8) a permissão, por negociação individual, que o empregador inclua na remuneração mensal do empregado, como forma de evitar passivos futuros, assim como já faz com o empregado doméstico, as parcelas relativas: de férias; do FGTS; do 13º; e da multa rescisória.

Na parte permanente da CLT reduz os custos de demissão, aumenta jornada dos bancários, libera o trabalho aos domingos e feriados, não considera mais como acidente de trabalho o sofrido no percurso entre a residência e a empresa, dispensa a inspeção prévia para instalação de caldeira e forno, retira os sindicatos da negociação da participação nos lucros e resultados, além de outras agressões aos direitos dos trabalhadores.

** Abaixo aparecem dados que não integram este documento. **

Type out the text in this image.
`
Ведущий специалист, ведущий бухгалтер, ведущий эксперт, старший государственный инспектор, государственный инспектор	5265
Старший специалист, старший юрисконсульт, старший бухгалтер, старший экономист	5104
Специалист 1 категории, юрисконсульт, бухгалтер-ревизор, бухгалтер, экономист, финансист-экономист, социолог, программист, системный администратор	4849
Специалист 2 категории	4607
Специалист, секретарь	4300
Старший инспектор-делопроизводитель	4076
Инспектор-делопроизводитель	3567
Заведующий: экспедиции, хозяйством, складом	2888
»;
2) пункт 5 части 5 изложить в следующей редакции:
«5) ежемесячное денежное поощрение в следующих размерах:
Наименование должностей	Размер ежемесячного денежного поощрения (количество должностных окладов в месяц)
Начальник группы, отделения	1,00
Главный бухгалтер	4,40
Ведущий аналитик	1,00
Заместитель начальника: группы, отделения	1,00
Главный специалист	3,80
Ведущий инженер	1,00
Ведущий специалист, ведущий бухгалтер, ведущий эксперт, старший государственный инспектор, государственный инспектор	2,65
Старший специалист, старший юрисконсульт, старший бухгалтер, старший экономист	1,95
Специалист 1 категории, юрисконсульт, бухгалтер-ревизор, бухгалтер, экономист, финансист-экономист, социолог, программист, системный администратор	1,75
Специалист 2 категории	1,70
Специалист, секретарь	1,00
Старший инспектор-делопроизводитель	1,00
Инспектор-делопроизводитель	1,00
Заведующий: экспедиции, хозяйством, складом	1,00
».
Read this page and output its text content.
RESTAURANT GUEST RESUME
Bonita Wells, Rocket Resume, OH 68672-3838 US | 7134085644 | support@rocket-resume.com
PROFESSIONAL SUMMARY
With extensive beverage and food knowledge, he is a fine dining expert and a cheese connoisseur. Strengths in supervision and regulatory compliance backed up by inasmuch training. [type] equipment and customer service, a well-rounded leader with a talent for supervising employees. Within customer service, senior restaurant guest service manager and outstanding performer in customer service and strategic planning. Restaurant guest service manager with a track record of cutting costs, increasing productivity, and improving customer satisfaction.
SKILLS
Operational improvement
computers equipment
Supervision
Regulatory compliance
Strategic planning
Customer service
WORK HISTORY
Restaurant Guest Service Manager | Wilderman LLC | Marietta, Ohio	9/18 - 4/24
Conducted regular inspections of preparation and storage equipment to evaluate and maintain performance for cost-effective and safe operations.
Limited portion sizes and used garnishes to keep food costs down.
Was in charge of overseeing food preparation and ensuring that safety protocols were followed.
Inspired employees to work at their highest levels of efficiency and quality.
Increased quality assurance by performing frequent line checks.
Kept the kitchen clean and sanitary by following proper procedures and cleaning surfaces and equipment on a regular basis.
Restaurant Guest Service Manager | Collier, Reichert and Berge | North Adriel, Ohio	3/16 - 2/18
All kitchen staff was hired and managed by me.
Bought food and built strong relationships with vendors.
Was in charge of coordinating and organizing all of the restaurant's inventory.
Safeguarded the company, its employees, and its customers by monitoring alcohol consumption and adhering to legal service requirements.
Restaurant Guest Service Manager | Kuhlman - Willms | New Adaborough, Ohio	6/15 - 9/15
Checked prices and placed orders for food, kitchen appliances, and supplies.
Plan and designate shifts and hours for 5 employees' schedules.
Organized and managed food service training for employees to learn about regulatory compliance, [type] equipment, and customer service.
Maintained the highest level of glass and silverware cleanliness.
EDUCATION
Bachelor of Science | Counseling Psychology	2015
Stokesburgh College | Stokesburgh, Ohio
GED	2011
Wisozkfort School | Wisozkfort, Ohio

Por fim, o projeto de lei 6.195/2019, de autoria do Poder Executivo, que, na prática, reduz drasticamente o alcance da lei que garante cota de contratação de pessoas com deficiência nas empresas, ao substituir a não contratação por uma multa de dois salários mínimos, além de permitir a contagem em dobro na hipótese de contratação de pessoa com deficiência grave. Atualmente, a empresa com cem empregados ou mais é obrigada a preencher de 2% a 5% das vagas disponíveis com trabalhadores reabilitados ou pessoa com deficiência.

A julgar pelas propostas governamentais em curso, incluindo o próprio Plano Plurianual, o objetivo é eliminar os mecanismos de redução das desigualdades e da pobreza, mediante a eliminação dos direitos e garantias constitucionais em favor de pessoas e territórios vulneráveis. Se aprovada essa agenda, a consequência será menos direitos para os cidadãos, menos serviços públicos e menos recursos para projeto de desenvolvimento. É preciso que a sociedade e o Parlamento reaja a esse verdadeiro desmonte do Estado de Proteção Social, sob pena de ameaça à paz social no país.

* Antônio Augusto de Queiroz é jornalista, consultor e analista político, diretor licenciado do Departamento Intersindical de Assessoria Parlamentar (Diap) e sócio-diretor das empresas “Queiroz Assessoria em Relações Institucionais e Governamentais” e “Diálogo Institucional Assessoria e Análise de Políticas Públicas”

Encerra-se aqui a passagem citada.